Grotesco e belo
Hoje volto a Valter Hugo Mãe para falar de Desumanização. Para mim é uma masterpiece da literatura portuguesa contemporânea. Baseio-me em vários pontos. A ordem é arbitrária. A história passa-se na Islândia, um país de lagos, cascatas e geysers, campos de lava, crateras vulcânicas e glaciares. Paisagens fantásticas, campos verdejantes e baleias ao longe. E os fiordes... E as magníficas auroras boreais... E num país assim é-nos contada uma história triste. Reina a passividade, a solidão acompanhada, o passar o tempo como se o tempo não passasse. Reinam as paisagens virgens duma natureza não alterada pelo homem. Reinam as pequenas localidades separadas, muito fechadas, onde todos se conhecem mas todos são estranhos. Talvez este seja o mais depressivo livro de Mãe. A narradora, se 13 anos, gémea de uma irmã morta, culpabilizada pela mãe perturbada e protegida pelo pai. Vive os seus sofrimentos de uma forma particular.

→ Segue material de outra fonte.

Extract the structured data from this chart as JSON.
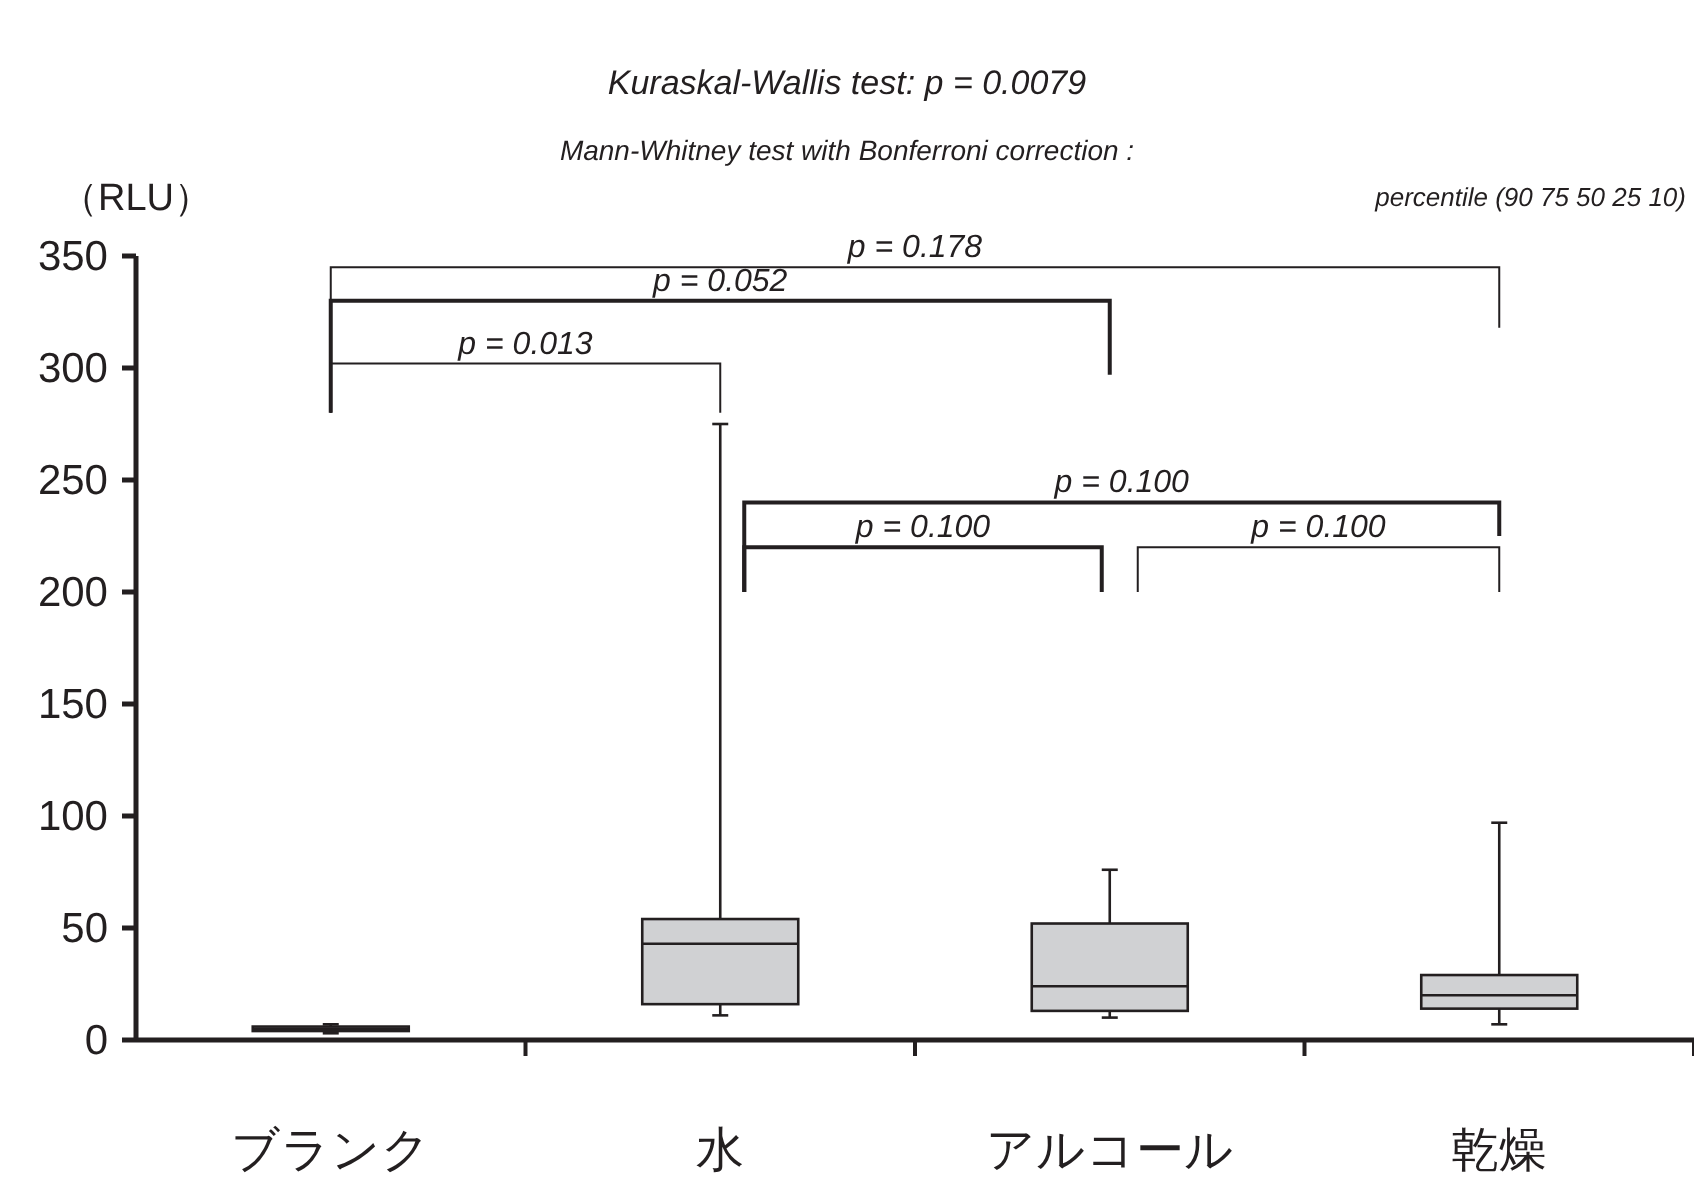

A delicadeza com que Valter Hugo Mãe descreve o grotesco, numa linguagem sublime, poética, melancólica, onírica, com rasgos a ameaçar o fantástico. Com muitas referencias culturais, mostra que entrou bem no espírito islandês, que aprendeu a arquitectura emocional islandesa, que percebeu o que vai na alma daquele país.
É esta dualidade, esta antítese do sofrimento descrita duma forma tão bela que apetece apreciar, com uma poesia subjacente que se tira com o continuar da leitura que faz deste livro uma contradição permanente. Porquê uma história triste apetece tanto ler?
None but the lonely heart é um álbum do pianista Chris Anderson e do baixista Charlie Haden. Interpreto aqui também um contraponto entre o melódico e o harmónico. Uma beleza mais melódica do piano conjugada com uma harmonia mais melancólica do baixo. Também uma interpretação da solidão dos dois instrumentos que se cruzam em crescendo, integrando-se duma forma invulgar.
Duas coisas para se apreciarem juntas.